Both operations open a confirmation modal before running and report a result message inline on success.

Tip: make Database Actions Sync the first place you look after any flush-style firewall apply. The active sets are empty until you reapply, and devices that were blocked yesterday will be free until you do.


Validation runs the live nft tool against your snapshot and reports the exact parser error if there is one.

There are three places validation happens:

  • In the editor footer — the Validate button checks the in-editor (potentially unsaved) JSON. The badge in the footer turns green or red; on failure the full error appears in a red strip below the caution banner.
  • In the saved configurations list — the per-row shield icon validates the stored JSON without loading it. The Valid column updates with the result.
  • Implicitly on apply — the JSON is parsed and validated by nft itself when applied; if parsing fails the apply is aborted and the error returned.

Common validation failures and what they mean:

Error fragmentLikely cause
syntax error, unexpected ...Malformed JSON or unknown rule expression.
Could not process rule: No such file or directoryReferenced a set or chain that the same JSON doesn’t define.
Could not process rule: File existsTried to create a set/chain that already exists in another (non-flushed) table.
protocol family not supportedUsed a family (e.g. ip) that is not enabled in the kernel.
range overflowNumeric value out of the type’s range (e.g. a too-large size cap).

Apply buttons are disabled for snapshots with a red Valid status. Validate before applying.


Roll back by applying any older snapshot, or by un-deleting a soft-deleted one.

Two recovery paths:

  1. Apply an older snapshot. Every previously-saved snapshot stays in the list. Pick one, validate, and apply with the same mode you’d use for a forward change.
  2. Restore a deleted snapshot. Tick “Show deleted” to reveal soft-deleted rows, click Restore, then apply.

There is no automatic rollback timer — if a new ruleset starves the system you must either apply an older snapshot from the GUI, or fall back to the command line as described in Firewall Guidance (chapter 22).

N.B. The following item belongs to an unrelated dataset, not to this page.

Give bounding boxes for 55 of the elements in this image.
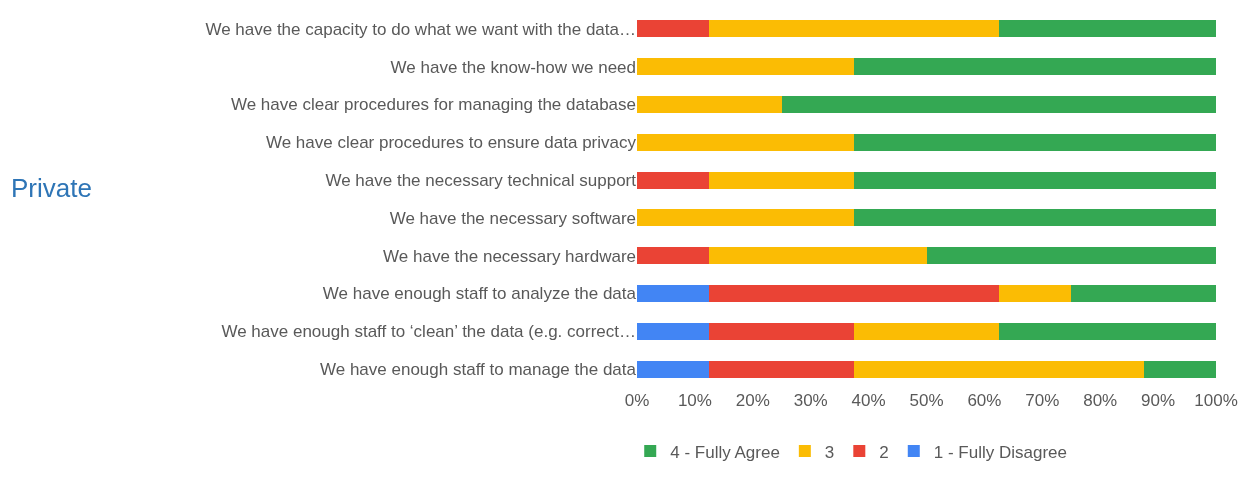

The yellow warning banner at the bottom of the page is not decorative. Editing the firewall configuration directly affects which DHCP packets reach the rest of the appliance. Invalid configurations can prevent enforcement, allow flood traffic through, or — in the worst case — drop the DHCP service entirely. Always:

  • Validate before applying. A red strip is your last warning before something breaks in the kernel.
  • Take a snapshot of the running config before experiments. “Load Running”, then Save under a name like baseline-2026-05 is one click each.
  • Prefer add-mode applies during the working day. They are non-destructive and easy to reverse with another small add apply.
  • Schedule table- and all-mode applies for a maintenance window. They flush before they load, so for a brief moment the kernel has no rules at all.
  • After any flush apply, run Reapply Actions in the Database Actions Sync panel so that database-tracked enforcement returns to the kernel.

If everything goes wrong and you cannot recover from the GUI, log into the appliance and follow the recovery sequence in Firewall Guidance (chapter 22). The nft-v2.sh script ships as a known-good baseline you can re-run to get back to a working state.